This is essentially a question on electron/molecular geometry. You can just imagine adding the dipoles as vectors.

a. CBr4: tetrahedral, dipole addition = zero
b. SO3: trigonal planar, dipole addition = zero
c. XeF4: four bonds in a plain with two lone pairs, one on top and one on the bottom. Lone pairs cancel each other out as do the four other bonds. dipole addition = zero
d. ClF5: this would have four bonds in a plain like XeF4, and would have one bond downwards and a pair of electrons on top. This pair of electrons is much more polar than and sigma bonds could ever be so there is a net dipole in that direction.
e. PBr3 : WTF?! I think this is polar too. It is trigonal pyramidal with a lone pair sitting on the top. This should cause a net dipole in that direction! Can someone explain why this isn't the case? Thx

As to the S there are pi bonds as well (remember that when you draw lewis structures there is actually a true structure which is a hybrid of all the resonance structures so there would be no dipole towards or away from pi bonds you draw).

 

[BaylorDDS]

my bad, PBr5. so its non-polar.

but in the XeF4, or ClF5 examples: the sigma bonds provide the central atom with more than 8 electrons, so why do you add lone pairs? and how do you know how many lone pairs you should have?

 

[cyrano]

As you move down the periodic table you'll see that atoms can have more than 8 valence electrons. For the first few rows stick to the octet rule, but after that some of these atoms go hog-wild with the number of valence electrons.

If you were to try to draw a lewis structure of Cl bonded to 5F without some extra valence electrons you'd have quite a few electrons left over. You need to place all your electrons. Chlorine doesn't mind taking the extra's b/c it's already a bit positive as a result of the 5F's each taking the electrons in the bond for more time (remember F is more electronegative than Cl) and Cl is also just bigger and more capable of taking on these electrons. The hybridization of these orbitals is dsp3. So things are a bit crazy, but this gives you the five hybridized bonding orbitals you need to bind the five F.

Same kind of thing with XeF4. Make sure to place all your electrons!

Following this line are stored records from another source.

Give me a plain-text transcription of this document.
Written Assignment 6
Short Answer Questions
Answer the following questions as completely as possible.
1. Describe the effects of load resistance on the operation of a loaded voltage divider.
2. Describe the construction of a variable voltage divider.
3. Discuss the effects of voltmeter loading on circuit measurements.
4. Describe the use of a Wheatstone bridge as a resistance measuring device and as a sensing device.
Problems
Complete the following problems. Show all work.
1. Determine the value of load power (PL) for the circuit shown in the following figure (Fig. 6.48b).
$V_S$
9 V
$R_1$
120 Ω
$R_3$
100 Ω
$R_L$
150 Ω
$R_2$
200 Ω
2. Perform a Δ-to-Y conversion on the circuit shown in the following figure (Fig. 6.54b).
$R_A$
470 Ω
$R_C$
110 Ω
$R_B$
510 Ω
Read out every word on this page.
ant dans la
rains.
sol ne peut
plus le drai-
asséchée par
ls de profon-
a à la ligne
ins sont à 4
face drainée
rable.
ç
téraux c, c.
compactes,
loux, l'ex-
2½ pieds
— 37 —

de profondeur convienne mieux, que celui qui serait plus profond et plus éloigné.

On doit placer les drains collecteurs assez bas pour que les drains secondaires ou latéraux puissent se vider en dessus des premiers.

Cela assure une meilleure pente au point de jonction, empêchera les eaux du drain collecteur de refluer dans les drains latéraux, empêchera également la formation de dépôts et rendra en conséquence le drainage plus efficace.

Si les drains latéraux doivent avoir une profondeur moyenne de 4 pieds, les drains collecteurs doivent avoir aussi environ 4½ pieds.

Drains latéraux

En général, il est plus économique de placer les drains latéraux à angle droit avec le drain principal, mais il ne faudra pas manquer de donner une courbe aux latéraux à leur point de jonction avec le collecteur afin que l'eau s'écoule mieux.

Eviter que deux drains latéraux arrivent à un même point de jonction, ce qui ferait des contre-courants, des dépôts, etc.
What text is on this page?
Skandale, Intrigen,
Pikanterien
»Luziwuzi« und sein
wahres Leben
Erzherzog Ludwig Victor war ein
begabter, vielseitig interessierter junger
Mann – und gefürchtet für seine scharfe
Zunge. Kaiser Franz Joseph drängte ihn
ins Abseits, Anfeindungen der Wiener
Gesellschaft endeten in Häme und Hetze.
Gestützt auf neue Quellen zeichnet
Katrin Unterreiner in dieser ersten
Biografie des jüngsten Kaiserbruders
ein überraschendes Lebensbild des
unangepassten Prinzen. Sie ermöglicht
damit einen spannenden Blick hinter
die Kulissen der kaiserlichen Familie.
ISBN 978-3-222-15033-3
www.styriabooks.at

Hope this clears things up a bit. Sometimes its nice to go back to the basics and just draw your Lewis structures and make to sure place all your electrons.

 

[jbrenn4]

my bad, PBr5. so its non-polar.

but in the XeF4, or ClF5 examples: the sigma bonds provide the central atom with more than 8 electrons, so why do you add lone pairs? and how do you know how many lone pairs you should have?

there's an easy way to do this just count out the # of total electons draw your lewis structure with your most electorpositive atom as the central with all the electronegative atoms coming out wtvr leftover electrons you have should go as lone pairs.....once you know that you candetermine which is polar or non-polar

 

[jbrenn4]

also you should know as a general rule that S may disobey the octet rule....hope this helps

 

[Ryltar]

Here is the easiest way imo. Forget that valence electron formula, it's confusing. For ClF5, first determine the number of valence electrons for the center element. Because Chlorine is in group 7, the halogens, it will have 7 valence electrons. Each bond counts as 1 valence electron, and double bonds count as 2 and triple bonds as 3. Each nonbonding electron counts as a valence (e.g. a lone pair will count as 2) So with five fluorines we have 7 total valence electons minus 5 bonds, so 2 valence electrons remaining, thus we have a single lone pair on the chlorine that causes polarity.

 

[klutzy1987]

Here is the easiest way imo. Forget that valence electron formula, it's confusing. For ClF5, first determine the number of valence electrons for the center element. Because Chlorine is in group 7, the halogens, it will have 7 valence electrons. Each bond counts as 1 valence electron, and double bonds count as 2 and triple bonds as 3. Each nonbonding electron counts as a valence (e.g. a lone pair will count as 2) So with five fluorines we have 7 total valence electons minus 5 bonds, so 2 valence electrons remaining, thus we have a single lone pair on the chlorine that causes polarity.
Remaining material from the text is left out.